Are single-asset continuation vehicles just co-investments with fees attached? It’s a question on the minds of some LPs — many of whom are trying to figure out how these opportunities stack up against one another. On paper, the difference is clear. Co-investments provide LPs the opportunity to get a sizeable piece of new assets added to a GP’s portfolio, while secondaries involve companies that GPs have spent significant time laying the foundations for growth, often investing a significant amount of their own capital into the new vehicle. The dynamics and alignment are intrinsically very different.
However, from a portfolio construction and strategy viewpoint, the overlap of objectives and outcomes is worth considering. Both vehicles reward LPs for high concentration, with co-investments bypassing fees and carry and single-asset vehicles providing returns on a risk-adjusted basis. For LPs, the question arises regarding the placement of secondaries in their portfolio alongside a co-investment strategy. If allocators start to compare these opportunities, assessing returns on a net basis will play a salient role. With co-investments, LPs must be comfortable with some level of unknowns. Continuation funds, with their positive selection bias, will likely offer appealing risk-adjusted returns. As a result, secondaries funds could potentially encroach on capital traditionally earmarked for co-investments.

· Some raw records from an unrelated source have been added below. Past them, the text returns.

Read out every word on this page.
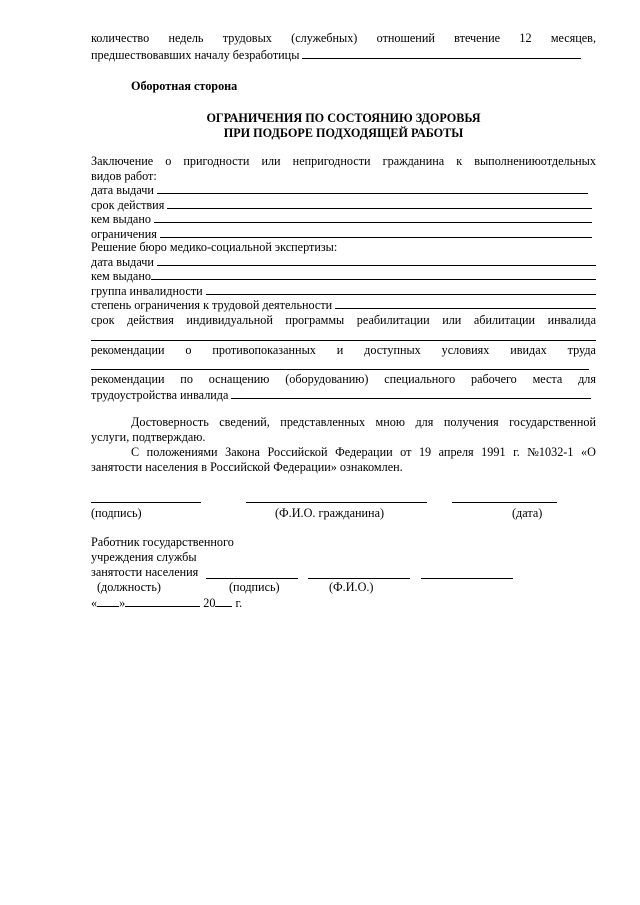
количество недель трудовых (служебных) отношений втечение 12 месяцев,
предшествовавших началу безработицы
Оборотная сторона
ОГРАНИЧЕНИЯ ПО СОСТОЯНИЮ ЗДОРОВЬЯ
ПРИ ПОДБОРЕ ПОДХОДЯЩЕЙ РАБОТЫ
Заключение о пригодности или непригодности гражданина к выполнениюотдельных
видов работ:
дата выдачи
срок действия
кем выдано
ограничения
Решение бюро медико-социальной экспертизы:
дата выдачи
кем выдано
группа инвалидности
степень ограничения к трудовой деятельности
срок действия индивидуальной программы реабилитации или абилитации инвалида
рекомендации о противопоказанных и доступных условиях ивидах труда
рекомендации по оснащению (оборудованию) специального рабочего места для
трудоустройства инвалида
Достоверность сведений, представленных мною для получения государственной
услуги, подтверждаю.
С положениями Закона Российской Федерации от 19 апреля 1991 г. №1032-1 «О
занятости населения в Российской Федерации» ознакомлен.
(подпись)	(Ф.И.О. гражданина)	(дата)
Работник государственного
учреждения службы
занятости населения
(должность)	(подпись)	(Ф.И.О.)
« »	20 г.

As GP-leds become more prevalent in secondaries strategies, the move towards concentrated transactions will affect both secondaries investors and LPs. For secondaries investors, concentration limits in the Limited Partner Agreement (LPA) come into play. However, many secondaries investors are quickly adapting to the burgeoning opportunities presented by these vehicles by bringing check sizes down to enhance diversification, negotiating more flexible investment mandates with their LPs, and raising solely focused GP-led funds. This said, a marginal preference for multi-asset continuation funds continues to characterize the market, with these deals gaining a further share of total continuation fund activity in 2023.
From an LP perspective, classifying secondary funds’ role in a portfolio where GP-leds are part of the strategy can be difficult. These funds often stray from the traditional composition that LPs typically associate with the secondary asset class, lacking the same level of diversification found in purely LP strategies. Consequently, LPs could grapple with decisions regarding allocations and portfolio construction, pondering whether secondary commitments should be classified under buyout or treated as separate entities.
Although private equity doesn’t exhibit the same level of ‘power law’ dynamics as venture capital, where a few (and sometimes just one) assets largely influence returns, transferring prized assets out of a flagship fund vehicle on a meaningful scale does surface questions on how it could impact the returns of those funds.
Private equity returns are already under a microscope, with many investors skeptical of the asset class’s ability to achieve the same returns in a high interest rate environment without access to attractive debt financing. Over the past year, the push to intensify value creation efforts has been a frequently echoed sentiment, and the dynamics continuation funds create underscore this significance — GPs will need to double down on value creation efforts in a flagship fund’s remaining assets.